Connerton Elementary stands just a 10-minute drive from Sanders, on a lonely stretch of Connerton Boulevard in an unfinished section of the giant planned subdivision. But the two schools seemed eons apart to the students, parents and teachers who visited for a recent tour.
"You don't have to run in the rain from the classrooms to the offices," said Caroline Pace, Tristyn's mom, referring to the more hodgepodge layout of Sanders, which usually flooded during rainstorms.
"The technology itself is going to be amazing," said Angie Seier, a school advisory council member whose son, Tyler, is in fifth grade. "It's going to be a whole different world for them."
Indeed, principal Anna Falcone said, even though the school will house only students from Sanders, which is slated for demolition in the fall, it is a different place that will have its own traditions and its own way of doing things.
"It is a new school," Falcone said. "It is not Sanders at Connerton."
Among the notable changes:
• Only about half the teaching staff transferred to Connerton, despite initial plans to move teachers and students together.

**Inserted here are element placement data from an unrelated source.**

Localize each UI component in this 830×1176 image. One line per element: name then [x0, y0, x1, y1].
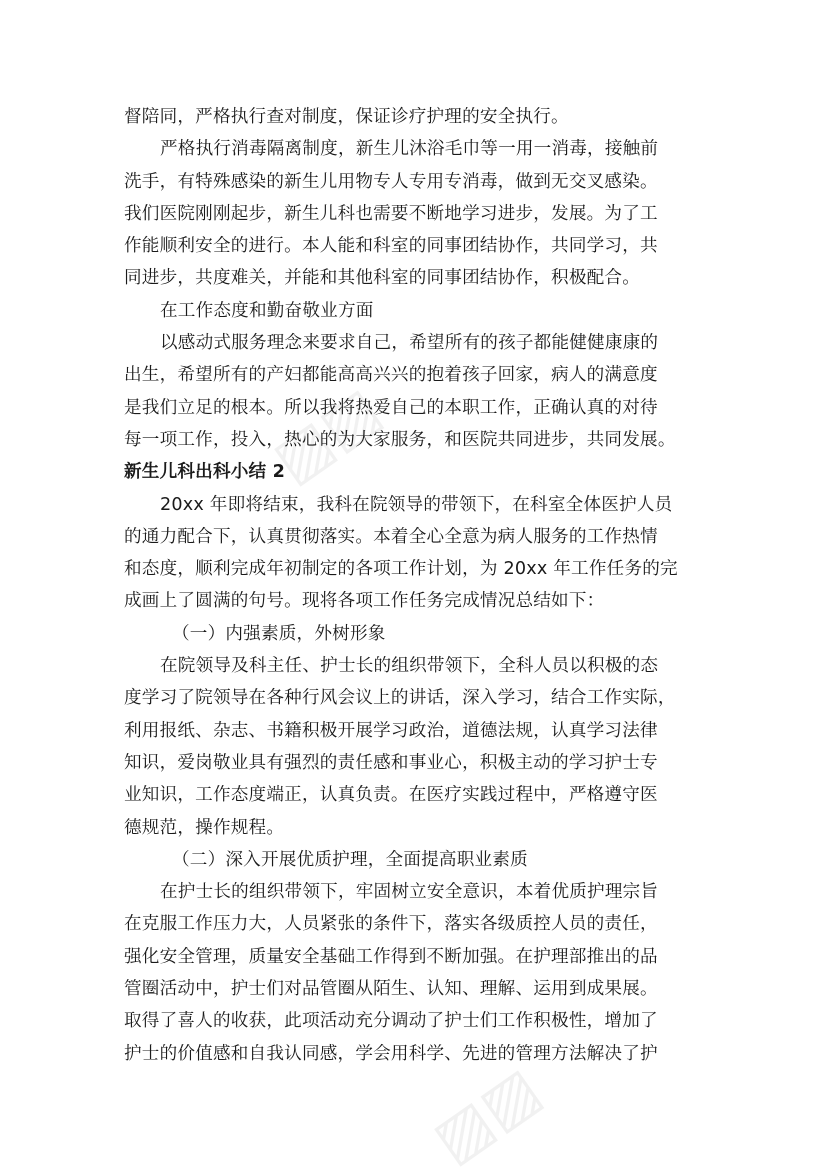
watermark: ▨▨ [420, 1053, 554, 1176]
text-line: 度学习了院领导在各种行风会议上的讲话，深入学习，结合工作实际， [124, 688, 676, 709]
text-line: 知识，爱岗敬业具有强烈的责任感和事业心，积极主动的学习护士专 [124, 752, 658, 773]
text-line: 取得了喜人的收获，此项活动充分调动了护士们工作积极性，增加了 [124, 1011, 658, 1032]
text-line: 20xx 年即将结束，我科在院领导的带领下，在科室全体医护人员 [160, 494, 673, 515]
text-line: 和态度，顺利完成年初制定的各项工作计划，为 20xx 年工作任务的完 [124, 559, 678, 580]
text-line: 德规范，操作规程。 [124, 817, 285, 838]
text-line: 是我们立足的根本。所以我将热爱自己的本职工作，正确认真的对待 [124, 397, 658, 418]
text-line: 强化安全管理，质量安全基础工作得到不断加强。在护理部推出的品 [124, 946, 658, 967]
watermark: ▨▨ [260, 373, 394, 497]
text-line: 在院领导及科主任、护士长的组织带领下，全科人员以积极的态 [160, 656, 659, 677]
text-line: 在护士长的组织带领下，牢固树立安全意识，本着优质护理宗旨 [160, 882, 659, 903]
section-subheading: 在工作态度和勤奋敬业方面 [160, 300, 374, 321]
text-line: 督陪同，严格执行查对制度，保证诊疗护理的安全执行。 [124, 107, 569, 127]
document-body [124, 101, 714, 1070]
text-line: 每一项工作，投入，热心的为大家服务，和医院共同进步，共同发展。 [124, 429, 676, 450]
section-subheading: （一）内强素质，外树形象 [172, 623, 386, 644]
section-heading: 新生儿科出科小结 2 [124, 462, 286, 483]
text-line: 同进步，共度难关，并能和其他科室的同事团结协作，积极配合。 [124, 268, 641, 289]
text-line: 管圈活动中，护士们对品管圈从陌生、认知、理解、运用到成果展。 [124, 979, 658, 1000]
text-line: 以感动式服务理念来要求自己，希望所有的孩子都能健健康康的 [160, 333, 659, 354]
text-line: 成画上了圆满的句号。现将各项工作任务完成情况总结如下： [124, 591, 605, 612]
text-line: 护士的价值感和自我认同感，学会用科学、先进的管理方法解决了护 [124, 1043, 658, 1064]
section-subheading: （二）深入开展优质护理，全面提高职业素质 [172, 849, 528, 870]
text-line: 作能顺利安全的进行。本人能和科室的同事团结协作，共同学习，共 [124, 236, 658, 257]
text-line: 的通力配合下，认真贯彻落实。本着全心全意为病人服务的工作热情 [124, 526, 658, 547]
text-line: 在克服工作压力大，人员紧张的条件下，落实各级质控人员的责任， [124, 914, 658, 935]
text-line: 我们医院刚刚起步，新生儿科也需要不断地学习进步，发展。为了工 [124, 203, 658, 224]
text-line: 利用报纸、杂志、书籍积极开展学习政治，道德法规，认真学习法律 [124, 720, 658, 741]
text-line: 严格执行消毒隔离制度，新生儿沐浴毛巾等一用一消毒，接触前 [160, 139, 659, 160]
text-line: 洗手，有特殊感染的新生儿用物专人专用专消毒，做到无交叉感染。 [124, 171, 658, 192]
text-line: 业知识，工作态度端正，认真负责。在医疗实践过程中，严格遵守医 [124, 785, 658, 806]
text-line: 出生，希望所有的产妇都能高高兴兴的抱着孩子回家，病人的满意度 [124, 365, 658, 386]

When the district decided to shut down Sanders for an indefinite period, that kicked in a contract provision requiring all staff members to reapply for jobs in the district.

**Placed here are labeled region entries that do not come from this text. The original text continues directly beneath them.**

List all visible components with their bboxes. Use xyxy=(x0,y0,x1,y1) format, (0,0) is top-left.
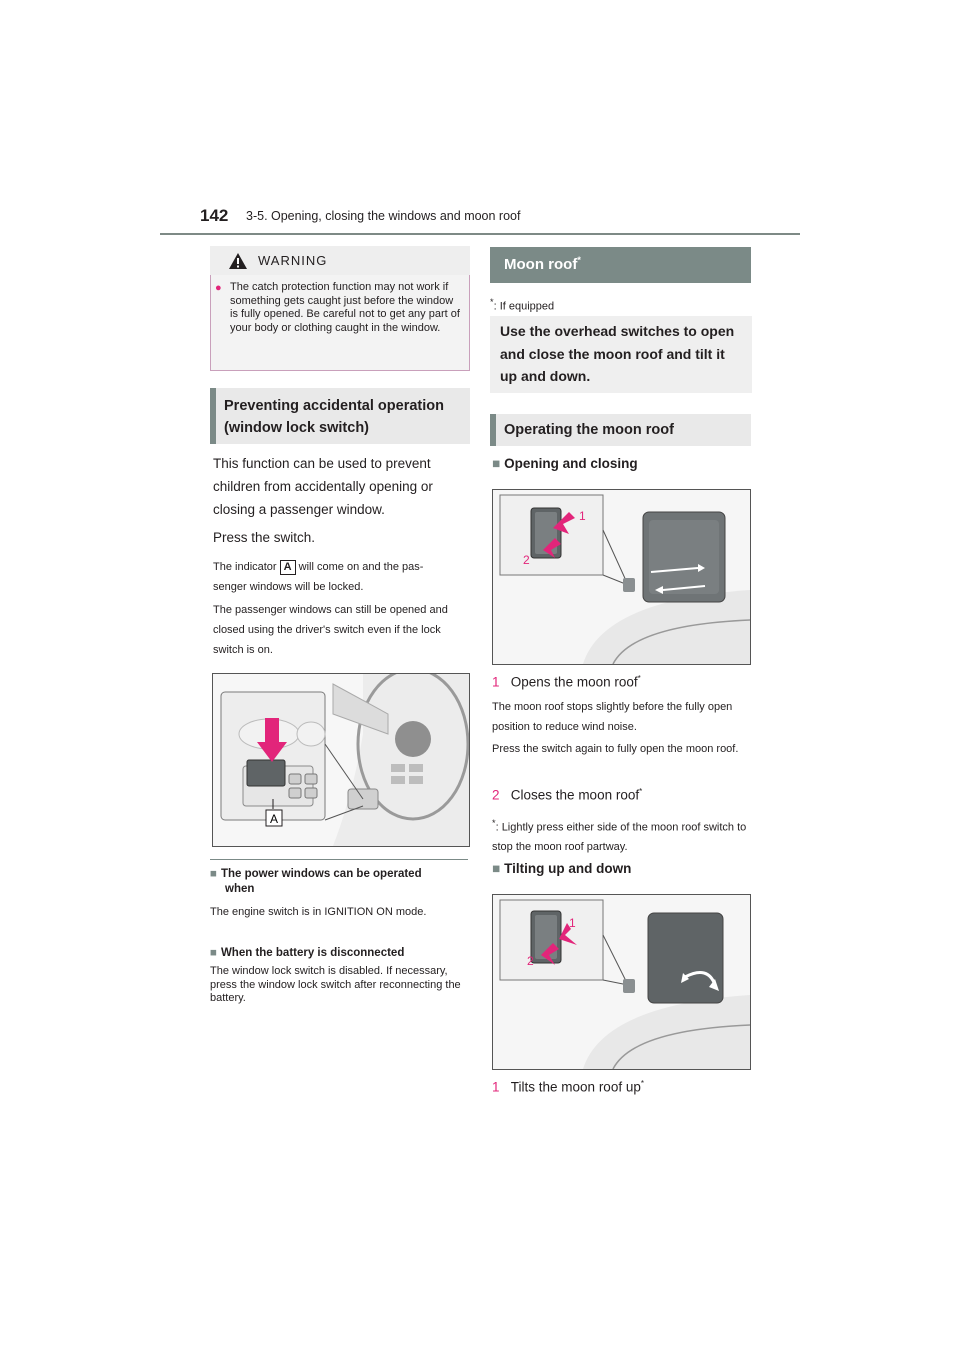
window-lock-illustration xyxy=(213,674,469,846)
header-rule xyxy=(160,233,800,235)
intro-text: This function can be used to prevent children from accidentally opening or closing a passenger window. xyxy=(213,456,433,517)
step1-number: 1 xyxy=(492,674,500,690)
square-bullet: ■ xyxy=(492,456,501,471)
indicator-text xyxy=(213,557,473,597)
indicator-line2: senger windows will be locked. xyxy=(213,581,364,593)
moon-roof-star: * xyxy=(577,255,581,265)
square-bullet: ■ xyxy=(210,947,217,959)
section-window-lock xyxy=(210,388,470,444)
note1-title-line2: when xyxy=(225,883,255,895)
footnote2 xyxy=(492,814,750,857)
page-number: 142 xyxy=(200,206,229,225)
moon-roof-open-illustration xyxy=(493,490,750,664)
step2-text: Closes the moon roof xyxy=(510,787,640,803)
tilting-heading xyxy=(492,861,631,876)
moon-roof-open-figure xyxy=(492,489,751,665)
fig2-label-1: 1 xyxy=(569,916,576,930)
warning-title: WARNING xyxy=(258,253,328,268)
notes-divider xyxy=(210,859,468,860)
fig2-label-2: 2 xyxy=(527,954,534,968)
note2-title xyxy=(210,946,468,961)
step2-number: 2 xyxy=(492,787,500,803)
indicator-post: will come on and the pas- xyxy=(298,561,424,573)
step2 xyxy=(492,787,642,803)
step3-text: Tilts the moon roof up xyxy=(510,1079,641,1095)
indicator-pre: The indicator xyxy=(213,561,277,573)
footnote-if-equipped xyxy=(490,297,554,313)
window-lock-figure xyxy=(212,673,470,847)
opening-closing-heading xyxy=(492,456,638,471)
step3 xyxy=(492,1079,644,1095)
note1-text: The engine switch is in IGNITION ON mode. xyxy=(210,906,427,918)
moon-roof-tilt-illustration xyxy=(493,895,750,1069)
warning-text: The catch protection function may not work if something gets caught just before the window is fully opened. Be careful not to get any part of your body or clothing caught in the window. xyxy=(230,281,460,334)
note1-title-line1: The power windows can be operated xyxy=(220,868,422,880)
fig1-label-1: 1 xyxy=(579,509,586,523)
step1-text: Opens the moon roof xyxy=(510,674,638,690)
step3-number: 1 xyxy=(492,1079,500,1095)
fig1-label-2: 2 xyxy=(523,553,530,567)
step1 xyxy=(492,674,641,690)
warning-bullet: ● xyxy=(215,282,222,294)
opening-heading-text: Opening and closing xyxy=(504,456,638,471)
square-bullet: ■ xyxy=(492,861,501,876)
note1-title xyxy=(210,867,468,897)
moon-roof-title: Moon roof xyxy=(504,256,578,273)
footnote-mark: * xyxy=(490,297,494,307)
step1-star: * xyxy=(637,674,641,683)
press-switch-text: Press the switch. xyxy=(213,530,316,545)
note2-text: The window lock switch is disabled. If necessary, press the window lock switch after reconnecting the battery. xyxy=(210,965,461,1004)
tilting-heading-text: Tilting up and down xyxy=(504,861,632,876)
moon-roof-callout: Use the overhead switches to open and close the moon roof and tilt it up and down. xyxy=(490,316,752,393)
section-title-line2: (window lock switch) xyxy=(224,420,370,436)
moon-roof-header xyxy=(490,247,751,283)
step1-note1: The moon roof stops slightly before the fully open position to reduce wind noise. xyxy=(492,701,733,733)
figure-label-a: A xyxy=(269,812,279,826)
warning-icon xyxy=(228,252,248,270)
note2-title-text: When the battery is disconnected xyxy=(220,947,405,959)
warning-header xyxy=(210,246,470,275)
footnote2-mark: * xyxy=(492,818,496,828)
chapter-title: 3-5. Opening, closing the windows and moon roof xyxy=(246,209,521,223)
footnote-text: : If equipped xyxy=(493,300,555,313)
still-text: The passenger windows can still be opened and closed using the driver's switch even if the lock switch is on. xyxy=(213,604,448,656)
footnote2-text: : Lightly press either side of the moon roof switch to stop the moon roof partway. xyxy=(492,821,747,853)
section-operating-moon-roof: Operating the moon roof xyxy=(490,414,751,446)
indicator-label-box: A xyxy=(280,560,296,575)
step3-star: * xyxy=(640,1079,644,1088)
step2-star: * xyxy=(639,787,643,796)
square-bullet: ■ xyxy=(210,868,217,880)
section-title-line1: Preventing accidental operation xyxy=(224,398,444,414)
step1-note2: Press the switch again to fully open the moon roof. xyxy=(492,743,739,755)
moon-roof-tilt-figure xyxy=(492,894,751,1070)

• Classrooms are set up to be more conducive for pods of classes. And although they're set up in the traditional K-1, 2-3 and 4-5 splits, teams are established so students remain together through fifth-grade with the same set of teachers.
• Technology is much more advanced at Connerton, which has rolling laptop laps filled with new MacBooks, classroom interactive white boards and more of the latest equipment, compared to Sanders' single computer lab that featured decade-old computers.

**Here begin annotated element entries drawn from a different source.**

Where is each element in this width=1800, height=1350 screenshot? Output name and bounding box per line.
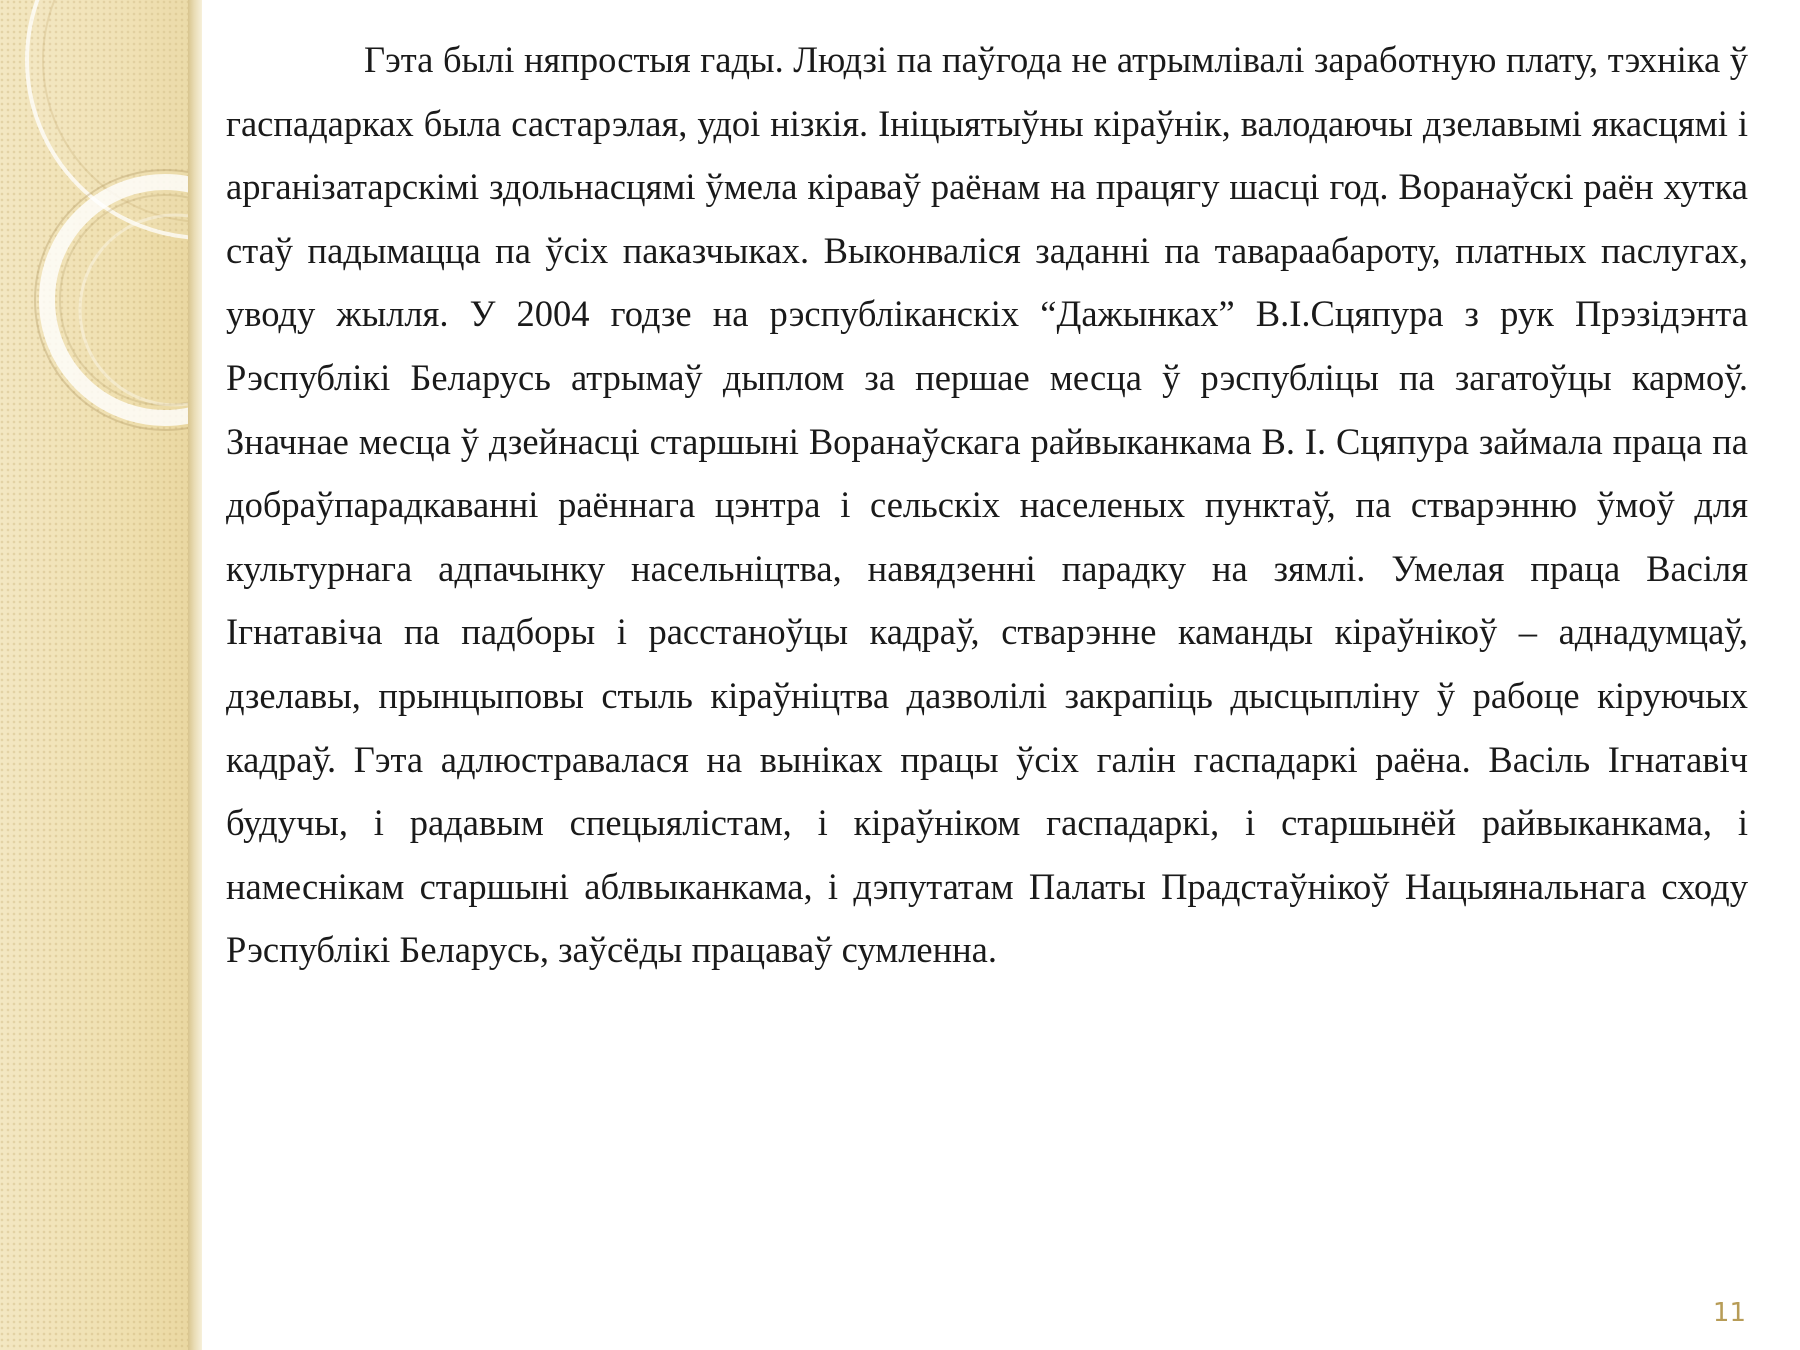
side-panel-edge [188,0,202,1350]
decorative-side-panel [0,0,188,1350]
page-number: 11 [1712,1298,1746,1328]
decorative-rings [0,0,188,1350]
body-text: Гэта былі няпростыя гады. Людзі па паўгода не атрымлівалі заработную плату, тэхніка ў гаспадарках была састарэлая, удоі нізкія. Ініцыятыўны кіраўнік, валодаючы дзелавымі якасцямі і арганізатарскімі здольнасцямі ўмела кіраваў раёнам на працягу шасці год. Воранаўскі раён хутка стаў падымацца па ўсіх паказчыках. Выконваліся заданні па тавараабароту, платных паслугах, уводу жылля. У 2004 годзе на рэспубліканскіх “Дажынках” В.І.Сцяпура з рук Прэзідэнта Рэспублікі Беларусь атрымаў дыплом за першае месца ў рэспубліцы па загатоўцы кармоў. Значнае месца ў дзейнасці старшыні Воранаўскага райвыканкама В. І. Сцяпура займала праца па добраўпарадкаванні раённага цэнтра і сельскіх населеных пунктаў, па стварэнню ўмоў для культурнага адпачынку насельніцтва, навядзенні парадку на зямлі. Умелая праца Васіля Ігнатавіча па падборы і расстаноўцы кадраў, стварэнне каманды кіраўнікоў – аднадумцаў, дзелавы, прынцыповы стыль кіраўніцтва дазволілі закрапіць дысцыпліну ў рабоце кіруючых кадраў. Гэта адлюстравалася на выніках працы ўсіх галін гаспадаркі раёна. Васіль Ігнатавіч будучы, і радавым спецыялістам, і кіраўніком гаспадаркі, і старшынёй райвыканкама, і намеснікам старшыні аблвыканкама, і дэпутатам Палаты Прадстаўнікоў Нацыянальнага сходу Рэспублікі Беларусь, заўсёды працаваў сумленна. [226,39,1748,971]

"Everything is huge!" exclaimed Ashtyn Pace, Tristyn's sister, who will begin fourth grade in the fall.
"Isn't it nice?" replied student achievement coach Dorothy Forry, who led the tour. "Going from Sanders, we loved Sanders, but, buh-bye. This is new, and it doesn't smell like tennis shoes or anything."
Forry praised Falcone and the district for making the transition between schools comfortable rather than anxiety-filled.
"We're starting new. It couldn't have happened at a better time," she said. "It's exciting."
The school's mascot is the Champion, and its symbol the torch of knowledge. When it opens, it will be near capacity with an expected 725 students.
Sanders will remain closed, with no immediate plans to rebuild it. District officials said they will track enrollment trends and prepare for new construction only when the student population warrants the expense.